Quack (February 26, 1969 – January 17, 1995) was an American Thoroughbred racehorse who holds the world record for a three-year-old with the fastest mile and a quarter ever run on dirt.

==Background==
He was sired by T.V. Lark, the 1961 American Champion Male Turf Horse, and out of the mare Quillon, a daughter of the outstanding Champion broodmare sire Princequillo. Quack was a very large horse whose style was to lag behind early and finish with a devastating closing kick.
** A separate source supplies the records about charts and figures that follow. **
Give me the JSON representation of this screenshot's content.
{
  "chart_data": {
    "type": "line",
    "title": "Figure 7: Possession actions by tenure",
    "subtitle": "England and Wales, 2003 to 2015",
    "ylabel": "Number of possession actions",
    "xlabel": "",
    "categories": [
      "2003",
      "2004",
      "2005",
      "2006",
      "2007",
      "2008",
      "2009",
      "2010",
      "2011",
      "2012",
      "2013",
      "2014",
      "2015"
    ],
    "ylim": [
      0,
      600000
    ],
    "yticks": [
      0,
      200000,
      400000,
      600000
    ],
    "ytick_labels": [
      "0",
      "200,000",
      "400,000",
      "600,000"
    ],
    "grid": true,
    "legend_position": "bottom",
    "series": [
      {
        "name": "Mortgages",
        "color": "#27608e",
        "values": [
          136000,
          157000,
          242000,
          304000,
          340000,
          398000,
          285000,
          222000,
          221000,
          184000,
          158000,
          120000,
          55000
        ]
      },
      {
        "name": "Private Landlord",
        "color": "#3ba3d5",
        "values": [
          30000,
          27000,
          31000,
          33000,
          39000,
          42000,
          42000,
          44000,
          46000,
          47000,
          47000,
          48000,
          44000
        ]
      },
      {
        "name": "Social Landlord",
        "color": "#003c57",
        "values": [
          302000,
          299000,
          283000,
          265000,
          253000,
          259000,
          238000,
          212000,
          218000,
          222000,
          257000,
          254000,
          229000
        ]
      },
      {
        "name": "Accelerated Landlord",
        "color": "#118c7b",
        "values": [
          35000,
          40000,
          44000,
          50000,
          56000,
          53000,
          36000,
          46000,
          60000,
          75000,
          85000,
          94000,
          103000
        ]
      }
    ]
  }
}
Though Quack had success early in his career with Hall of Fame jockey Bill Shoemaker, he found even more success with Hall of Fame jockey Don Pierce, whose first ride on him was the 1972 Hollywood Gold Cup.
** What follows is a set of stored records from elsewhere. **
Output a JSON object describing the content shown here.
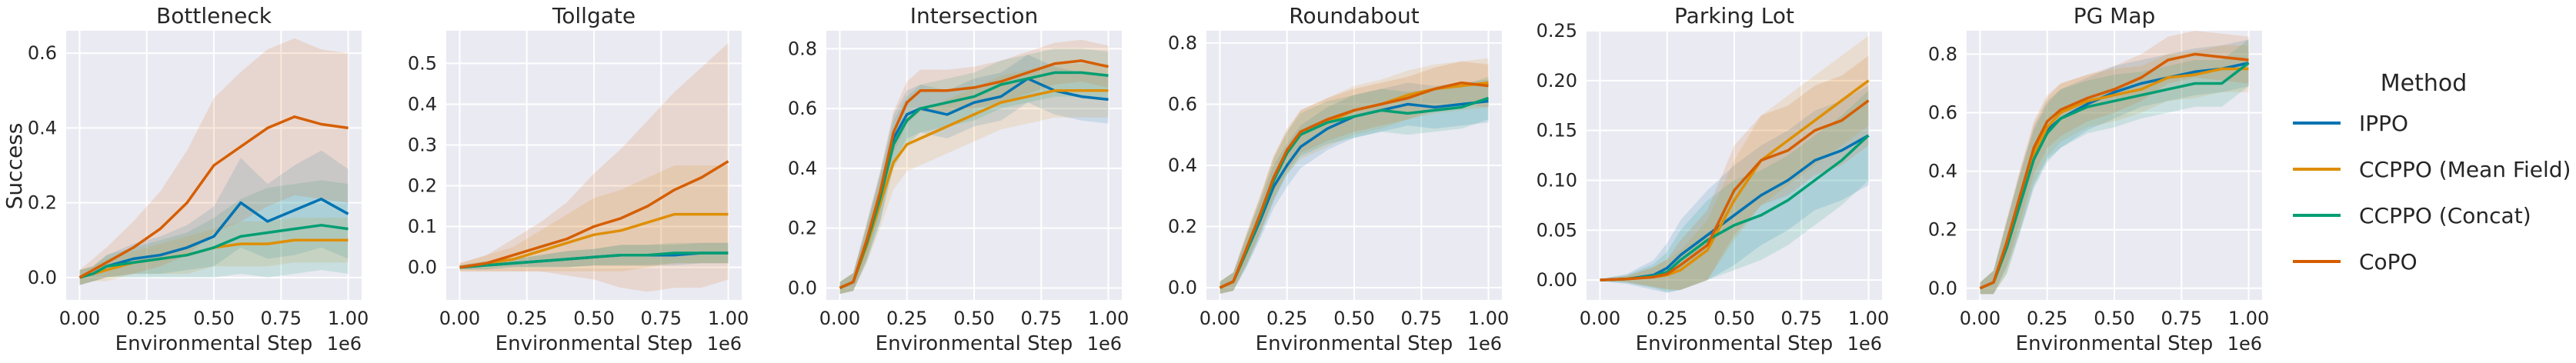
{
  "figure": {
    "ylabel": "Success",
    "xlabel": "Environmental Step",
    "x_multiplier": "1e6",
    "background": "#eaeaf2",
    "grid_color": "#ffffff"
  },
  "legend": {
    "title": "Method",
    "entries": [
      {
        "name": "IPPO",
        "color": "#0173b2"
      },
      {
        "name": "CCPPO (Mean Field)",
        "color": "#de8f05"
      },
      {
        "name": "CCPPO (Concat)",
        "color": "#029e73"
      },
      {
        "name": "CoPO",
        "color": "#d55e00"
      }
    ]
  },
  "chart_data": [
    {
      "type": "line",
      "title": "Bottleneck",
      "xlabel": "Environmental Step",
      "ylabel": "Success",
      "xlim": [
        -0.05,
        1.05
      ],
      "ylim": [
        -0.06,
        0.66
      ],
      "xticks": [
        "0.00",
        "0.25",
        "0.50",
        "0.75",
        "1.00"
      ],
      "yticks": [
        "0.0",
        "0.2",
        "0.4",
        "0.6"
      ],
      "x": [
        0,
        0.05,
        0.1,
        0.2,
        0.3,
        0.4,
        0.5,
        0.6,
        0.7,
        0.8,
        0.9,
        1.0
      ],
      "series": [
        {
          "name": "IPPO",
          "values": [
            0,
            0.01,
            0.03,
            0.05,
            0.06,
            0.08,
            0.11,
            0.2,
            0.15,
            0.18,
            0.21,
            0.17
          ],
          "band": [
            0.02,
            0.02,
            0.03,
            0.04,
            0.05,
            0.06,
            0.08,
            0.12,
            0.1,
            0.12,
            0.13,
            0.12
          ]
        },
        {
          "name": "CCPPO (Mean Field)",
          "values": [
            0,
            0.01,
            0.02,
            0.04,
            0.05,
            0.06,
            0.08,
            0.09,
            0.09,
            0.1,
            0.1,
            0.1
          ],
          "band": [
            0.02,
            0.02,
            0.03,
            0.03,
            0.04,
            0.05,
            0.05,
            0.06,
            0.06,
            0.06,
            0.06,
            0.06
          ]
        },
        {
          "name": "CCPPO (Concat)",
          "values": [
            0,
            0.01,
            0.03,
            0.04,
            0.05,
            0.06,
            0.08,
            0.11,
            0.12,
            0.13,
            0.14,
            0.13
          ],
          "band": [
            0.02,
            0.02,
            0.03,
            0.04,
            0.05,
            0.06,
            0.08,
            0.1,
            0.12,
            0.12,
            0.12,
            0.12
          ]
        },
        {
          "name": "CoPO",
          "values": [
            0,
            0.02,
            0.04,
            0.08,
            0.13,
            0.2,
            0.3,
            0.35,
            0.4,
            0.43,
            0.41,
            0.4
          ],
          "band": [
            0.02,
            0.03,
            0.04,
            0.07,
            0.1,
            0.14,
            0.18,
            0.2,
            0.21,
            0.21,
            0.2,
            0.2
          ]
        }
      ]
    },
    {
      "type": "line",
      "title": "Tollgate",
      "xlabel": "Environmental Step",
      "ylabel": "",
      "xlim": [
        -0.05,
        1.05
      ],
      "ylim": [
        -0.08,
        0.58
      ],
      "xticks": [
        "0.00",
        "0.25",
        "0.50",
        "0.75",
        "1.00"
      ],
      "yticks": [
        "0.0",
        "0.1",
        "0.2",
        "0.3",
        "0.4",
        "0.5"
      ],
      "x": [
        0,
        0.1,
        0.2,
        0.3,
        0.4,
        0.5,
        0.6,
        0.7,
        0.8,
        0.9,
        1.0
      ],
      "series": [
        {
          "name": "IPPO",
          "values": [
            0,
            0.005,
            0.01,
            0.015,
            0.02,
            0.025,
            0.03,
            0.03,
            0.03,
            0.035,
            0.035
          ],
          "band": [
            0.005,
            0.01,
            0.01,
            0.015,
            0.02,
            0.02,
            0.025,
            0.025,
            0.025,
            0.025,
            0.025
          ]
        },
        {
          "name": "CCPPO (Mean Field)",
          "values": [
            0,
            0.01,
            0.02,
            0.04,
            0.06,
            0.08,
            0.09,
            0.11,
            0.13,
            0.13,
            0.13
          ],
          "band": [
            0.01,
            0.02,
            0.03,
            0.05,
            0.07,
            0.09,
            0.1,
            0.11,
            0.12,
            0.12,
            0.12
          ]
        },
        {
          "name": "CCPPO (Concat)",
          "values": [
            0,
            0.005,
            0.01,
            0.015,
            0.02,
            0.025,
            0.03,
            0.03,
            0.035,
            0.035,
            0.035
          ],
          "band": [
            0.005,
            0.01,
            0.01,
            0.015,
            0.02,
            0.02,
            0.025,
            0.025,
            0.025,
            0.025,
            0.025
          ]
        },
        {
          "name": "CoPO",
          "values": [
            0,
            0.01,
            0.03,
            0.05,
            0.07,
            0.1,
            0.12,
            0.15,
            0.19,
            0.22,
            0.26
          ],
          "band": [
            0.01,
            0.02,
            0.04,
            0.06,
            0.09,
            0.13,
            0.17,
            0.21,
            0.24,
            0.27,
            0.29
          ]
        }
      ]
    },
    {
      "type": "line",
      "title": "Intersection",
      "xlabel": "Environmental Step",
      "ylabel": "",
      "xlim": [
        -0.05,
        1.05
      ],
      "ylim": [
        -0.04,
        0.86
      ],
      "xticks": [
        "0.00",
        "0.25",
        "0.50",
        "0.75",
        "1.00"
      ],
      "yticks": [
        "0.0",
        "0.2",
        "0.4",
        "0.6",
        "0.8"
      ],
      "x": [
        0,
        0.05,
        0.1,
        0.15,
        0.2,
        0.25,
        0.3,
        0.4,
        0.5,
        0.6,
        0.7,
        0.8,
        0.9,
        1.0
      ],
      "series": [
        {
          "name": "IPPO",
          "values": [
            0,
            0.02,
            0.15,
            0.3,
            0.5,
            0.58,
            0.6,
            0.58,
            0.62,
            0.64,
            0.7,
            0.66,
            0.64,
            0.63
          ],
          "band": [
            0.02,
            0.03,
            0.06,
            0.08,
            0.08,
            0.08,
            0.08,
            0.08,
            0.08,
            0.08,
            0.08,
            0.08,
            0.08,
            0.08
          ]
        },
        {
          "name": "CCPPO (Mean Field)",
          "values": [
            0,
            0.02,
            0.14,
            0.28,
            0.42,
            0.48,
            0.5,
            0.54,
            0.58,
            0.62,
            0.64,
            0.66,
            0.66,
            0.66
          ],
          "band": [
            0.02,
            0.03,
            0.06,
            0.08,
            0.09,
            0.09,
            0.09,
            0.09,
            0.09,
            0.09,
            0.09,
            0.09,
            0.09,
            0.09
          ]
        },
        {
          "name": "CCPPO (Concat)",
          "values": [
            0,
            0.02,
            0.15,
            0.3,
            0.48,
            0.56,
            0.6,
            0.62,
            0.64,
            0.68,
            0.7,
            0.72,
            0.72,
            0.71
          ],
          "band": [
            0.02,
            0.03,
            0.06,
            0.08,
            0.08,
            0.08,
            0.08,
            0.08,
            0.08,
            0.08,
            0.08,
            0.08,
            0.08,
            0.08
          ]
        },
        {
          "name": "CoPO",
          "values": [
            0,
            0.02,
            0.16,
            0.32,
            0.52,
            0.62,
            0.66,
            0.66,
            0.67,
            0.69,
            0.72,
            0.75,
            0.76,
            0.74
          ],
          "band": [
            0.02,
            0.03,
            0.06,
            0.07,
            0.07,
            0.07,
            0.07,
            0.07,
            0.07,
            0.07,
            0.07,
            0.07,
            0.07,
            0.07
          ]
        }
      ]
    },
    {
      "type": "line",
      "title": "Roundabout",
      "xlabel": "Environmental Step",
      "ylabel": "",
      "xlim": [
        -0.05,
        1.05
      ],
      "ylim": [
        -0.04,
        0.84
      ],
      "xticks": [
        "0.00",
        "0.25",
        "0.50",
        "0.75",
        "1.00"
      ],
      "yticks": [
        "0.0",
        "0.2",
        "0.4",
        "0.6",
        "0.8"
      ],
      "x": [
        0,
        0.05,
        0.1,
        0.15,
        0.2,
        0.25,
        0.3,
        0.4,
        0.5,
        0.6,
        0.7,
        0.8,
        0.9,
        1.0
      ],
      "series": [
        {
          "name": "IPPO",
          "values": [
            0,
            0.02,
            0.12,
            0.22,
            0.33,
            0.4,
            0.46,
            0.52,
            0.56,
            0.58,
            0.6,
            0.59,
            0.6,
            0.61
          ],
          "band": [
            0.02,
            0.03,
            0.05,
            0.06,
            0.07,
            0.07,
            0.07,
            0.07,
            0.07,
            0.07,
            0.07,
            0.07,
            0.07,
            0.07
          ]
        },
        {
          "name": "CCPPO (Mean Field)",
          "values": [
            0,
            0.02,
            0.13,
            0.24,
            0.36,
            0.44,
            0.5,
            0.54,
            0.58,
            0.6,
            0.63,
            0.65,
            0.66,
            0.67
          ],
          "band": [
            0.02,
            0.03,
            0.05,
            0.06,
            0.07,
            0.07,
            0.08,
            0.08,
            0.08,
            0.08,
            0.08,
            0.08,
            0.08,
            0.08
          ]
        },
        {
          "name": "CCPPO (Concat)",
          "values": [
            0,
            0.02,
            0.12,
            0.23,
            0.35,
            0.44,
            0.5,
            0.54,
            0.56,
            0.58,
            0.57,
            0.58,
            0.59,
            0.62
          ],
          "band": [
            0.02,
            0.03,
            0.05,
            0.06,
            0.07,
            0.07,
            0.07,
            0.07,
            0.07,
            0.07,
            0.07,
            0.07,
            0.07,
            0.07
          ]
        },
        {
          "name": "CoPO",
          "values": [
            0,
            0.02,
            0.13,
            0.24,
            0.36,
            0.45,
            0.51,
            0.55,
            0.58,
            0.6,
            0.62,
            0.65,
            0.67,
            0.66
          ],
          "band": [
            0.02,
            0.03,
            0.05,
            0.06,
            0.07,
            0.07,
            0.07,
            0.07,
            0.07,
            0.07,
            0.07,
            0.07,
            0.07,
            0.07
          ]
        }
      ]
    },
    {
      "type": "line",
      "title": "Parking Lot",
      "xlabel": "Environmental Step",
      "ylabel": "",
      "xlim": [
        -0.05,
        1.05
      ],
      "ylim": [
        -0.02,
        0.25
      ],
      "xticks": [
        "0.00",
        "0.25",
        "0.50",
        "0.75",
        "1.00"
      ],
      "yticks": [
        "0.00",
        "0.05",
        "0.10",
        "0.15",
        "0.20",
        "0.25"
      ],
      "x": [
        0,
        0.1,
        0.2,
        0.25,
        0.3,
        0.4,
        0.5,
        0.6,
        0.7,
        0.8,
        0.9,
        1.0
      ],
      "series": [
        {
          "name": "IPPO",
          "values": [
            0,
            0.001,
            0.005,
            0.012,
            0.025,
            0.045,
            0.065,
            0.085,
            0.1,
            0.12,
            0.13,
            0.145
          ],
          "band": [
            0.001,
            0.005,
            0.015,
            0.025,
            0.035,
            0.045,
            0.05,
            0.05,
            0.05,
            0.05,
            0.05,
            0.05
          ]
        },
        {
          "name": "CCPPO (Mean Field)",
          "values": [
            0,
            0.001,
            0.003,
            0.005,
            0.01,
            0.03,
            0.08,
            0.12,
            0.14,
            0.16,
            0.18,
            0.2
          ],
          "band": [
            0.001,
            0.003,
            0.01,
            0.015,
            0.02,
            0.03,
            0.04,
            0.045,
            0.045,
            0.045,
            0.045,
            0.045
          ]
        },
        {
          "name": "CCPPO (Concat)",
          "values": [
            0,
            0.001,
            0.004,
            0.008,
            0.02,
            0.04,
            0.055,
            0.065,
            0.08,
            0.1,
            0.12,
            0.145
          ],
          "band": [
            0.001,
            0.004,
            0.012,
            0.02,
            0.03,
            0.04,
            0.045,
            0.045,
            0.045,
            0.045,
            0.045,
            0.045
          ]
        },
        {
          "name": "CoPO",
          "values": [
            0,
            0.001,
            0.003,
            0.006,
            0.015,
            0.035,
            0.09,
            0.12,
            0.13,
            0.15,
            0.16,
            0.18
          ],
          "band": [
            0.001,
            0.003,
            0.01,
            0.015,
            0.025,
            0.035,
            0.045,
            0.045,
            0.045,
            0.045,
            0.045,
            0.045
          ]
        }
      ]
    },
    {
      "type": "line",
      "title": "PG Map",
      "xlabel": "Environmental Step",
      "ylabel": "",
      "xlim": [
        -0.05,
        1.05
      ],
      "ylim": [
        -0.04,
        0.88
      ],
      "xticks": [
        "0.00",
        "0.25",
        "0.50",
        "0.75",
        "1.00"
      ],
      "yticks": [
        "0.0",
        "0.2",
        "0.4",
        "0.6",
        "0.8"
      ],
      "x": [
        0,
        0.05,
        0.1,
        0.15,
        0.2,
        0.25,
        0.3,
        0.4,
        0.5,
        0.6,
        0.7,
        0.8,
        0.9,
        1.0
      ],
      "series": [
        {
          "name": "IPPO",
          "values": [
            0,
            0.02,
            0.15,
            0.3,
            0.45,
            0.54,
            0.58,
            0.63,
            0.67,
            0.7,
            0.72,
            0.74,
            0.75,
            0.77
          ],
          "band": [
            0.02,
            0.04,
            0.08,
            0.1,
            0.1,
            0.1,
            0.1,
            0.09,
            0.09,
            0.08,
            0.08,
            0.08,
            0.08,
            0.08
          ]
        },
        {
          "name": "CCPPO (Mean Field)",
          "values": [
            0,
            0.02,
            0.14,
            0.3,
            0.46,
            0.55,
            0.6,
            0.64,
            0.66,
            0.68,
            0.72,
            0.73,
            0.75,
            0.75
          ],
          "band": [
            0.02,
            0.04,
            0.09,
            0.1,
            0.1,
            0.1,
            0.1,
            0.09,
            0.09,
            0.08,
            0.08,
            0.08,
            0.08,
            0.08
          ]
        },
        {
          "name": "CCPPO (Concat)",
          "values": [
            0,
            0.02,
            0.14,
            0.29,
            0.44,
            0.53,
            0.58,
            0.62,
            0.64,
            0.66,
            0.68,
            0.7,
            0.7,
            0.77
          ],
          "band": [
            0.02,
            0.04,
            0.09,
            0.1,
            0.1,
            0.1,
            0.1,
            0.09,
            0.09,
            0.08,
            0.08,
            0.08,
            0.08,
            0.08
          ]
        },
        {
          "name": "CoPO",
          "values": [
            0,
            0.02,
            0.16,
            0.32,
            0.48,
            0.57,
            0.61,
            0.65,
            0.68,
            0.72,
            0.78,
            0.8,
            0.79,
            0.78
          ],
          "band": [
            0.02,
            0.04,
            0.08,
            0.09,
            0.09,
            0.09,
            0.09,
            0.08,
            0.08,
            0.08,
            0.08,
            0.08,
            0.08,
            0.08
          ]
        }
      ]
    }
  ]
}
Quack was a bay with a spot of white on his forehead bred and raced by Millard Waldheim's Bwamazon Farm. He was trained by future U.S. Racing Hall of Fame inductee Charlie Whittingham.

==Racing career==
Not eligible for the 1972 Kentucky Derby, Quack scored the most important win of his career that year in the Hollywood Gold Cup in which he defeated older horses while equaling the United States and world records for a mile and a quarter on dirt. Going into 2010, his record still stands for three-year-olds. Among his other wins, Quack captured back-to-back editions of the Californian Stakes in 1973 and 1974.

==Stud record==
Retired to stud duty, Quack sired several good runners including:
- Plankton (b. 1976) - wins include the Grade 1 Ladies Handicap, G2 Demoiselle Stakes, Molly Pitcher Handicap;
- Header Card (b. 1979) - won the Grade I Oak Leaf Stakes;
- Duckpower (b. 1984) - multiple stakes wins in Canada including the Toronto Cup Handicap, Col. R.S. McLaughlin Handicap, Marine Stakes;
- Quick Call (b. 1984) - multiple stakes winner including back-to-back editions of the Forego Handicap;
- Beyond Perfection (b. 1988) - won the Del Mar Debutante Stakes.

Pensioned in 1994, in January of the following year Quack was humanely euthanized due to complications of old age.